Desde el inicio del partido, el conjunto dirigido por Luis Enrique impuso condiciones. El plan del Bayern de arrollar en los primeros minutos se desmoronó rápidamente ante la intensidad y precisión del PSG. Apenas a los dos minutos, Khvicha Kvaratskhelia protagonizó una brillante jugada individual, superó a la defensa local y asistió a Ousmane Dembélé, quien definió con contundencia ante Manuel Neuer. Un golpe temprano que complicó aún más la remontada alemana.
A partir de ese momento, el equipo parisino dominó con inteligencia. Kvaratskhelia, junto a João Neves y Vitinha, manejó los tiempos y generó constante peligro, mientras que el Bayern, pese a intentarlo, no lograba romper el orden defensivo visitante. La estrategia de Luis Enrique también anuló a figuras clave como Harry Kane, bien controlado durante todo el encuentro.

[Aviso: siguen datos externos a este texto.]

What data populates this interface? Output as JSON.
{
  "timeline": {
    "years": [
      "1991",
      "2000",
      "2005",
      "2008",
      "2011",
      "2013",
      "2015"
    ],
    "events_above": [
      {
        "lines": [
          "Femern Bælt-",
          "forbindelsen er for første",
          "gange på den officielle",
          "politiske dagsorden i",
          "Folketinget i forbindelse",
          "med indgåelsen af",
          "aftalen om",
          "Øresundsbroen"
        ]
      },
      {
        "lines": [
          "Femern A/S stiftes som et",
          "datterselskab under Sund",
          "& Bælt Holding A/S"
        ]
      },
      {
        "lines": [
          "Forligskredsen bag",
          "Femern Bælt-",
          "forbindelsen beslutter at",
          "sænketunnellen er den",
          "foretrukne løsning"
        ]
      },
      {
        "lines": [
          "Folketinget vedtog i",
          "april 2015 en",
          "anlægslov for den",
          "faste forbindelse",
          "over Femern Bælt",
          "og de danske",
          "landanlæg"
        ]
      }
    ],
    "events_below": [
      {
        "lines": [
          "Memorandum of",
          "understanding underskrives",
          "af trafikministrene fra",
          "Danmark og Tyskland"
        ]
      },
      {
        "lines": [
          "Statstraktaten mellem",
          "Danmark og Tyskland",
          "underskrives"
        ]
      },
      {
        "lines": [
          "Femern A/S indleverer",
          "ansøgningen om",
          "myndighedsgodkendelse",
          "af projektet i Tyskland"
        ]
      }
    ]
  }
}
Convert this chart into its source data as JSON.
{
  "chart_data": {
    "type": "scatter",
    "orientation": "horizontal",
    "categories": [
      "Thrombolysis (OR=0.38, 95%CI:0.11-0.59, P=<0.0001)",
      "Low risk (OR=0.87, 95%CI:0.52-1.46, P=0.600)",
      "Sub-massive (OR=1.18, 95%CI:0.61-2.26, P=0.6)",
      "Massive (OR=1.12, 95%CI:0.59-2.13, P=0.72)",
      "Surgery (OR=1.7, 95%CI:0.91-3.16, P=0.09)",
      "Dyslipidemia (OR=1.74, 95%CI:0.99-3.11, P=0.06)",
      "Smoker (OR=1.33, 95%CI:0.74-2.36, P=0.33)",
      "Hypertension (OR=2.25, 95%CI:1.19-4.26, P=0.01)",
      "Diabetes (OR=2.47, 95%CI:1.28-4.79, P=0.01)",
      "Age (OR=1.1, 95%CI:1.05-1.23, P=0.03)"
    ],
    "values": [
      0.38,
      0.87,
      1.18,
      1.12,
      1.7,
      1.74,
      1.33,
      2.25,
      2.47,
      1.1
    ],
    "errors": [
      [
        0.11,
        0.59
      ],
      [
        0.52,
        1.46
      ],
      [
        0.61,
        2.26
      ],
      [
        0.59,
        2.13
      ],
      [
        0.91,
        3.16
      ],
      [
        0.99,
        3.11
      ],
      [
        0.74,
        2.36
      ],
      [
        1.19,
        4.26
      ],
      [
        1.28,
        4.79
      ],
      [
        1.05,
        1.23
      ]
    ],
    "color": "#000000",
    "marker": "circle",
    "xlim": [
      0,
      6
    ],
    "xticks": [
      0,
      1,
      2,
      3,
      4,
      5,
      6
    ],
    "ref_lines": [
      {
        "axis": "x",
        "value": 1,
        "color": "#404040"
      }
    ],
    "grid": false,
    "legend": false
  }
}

En la segunda mitad, el guion se mantuvo. PSG apostó por un desgaste físico intenso y cerró los espacios, obligando al Bayern a jugar sin claridad. Neuer evitó una derrota mayor con varias intervenciones decisivas, pero el equipo de Vincent Kompany nunca encontró el camino al gol que necesitaba.
El tanto de Harry Kane en el tiempo añadido (90+3) solo sirvió para maquillar el resultado, ya que llegó demasiado tarde para cambiar la historia de la eliminatoria.
Con este resultado, el Paris Saint-Germain avanza con justicia a la final de la Champions League, donde se enfrentará al Arsenal el próximo 30 de mayo, en busca de su segundo título consecutivo en el torneo más importante de clubes en Europa.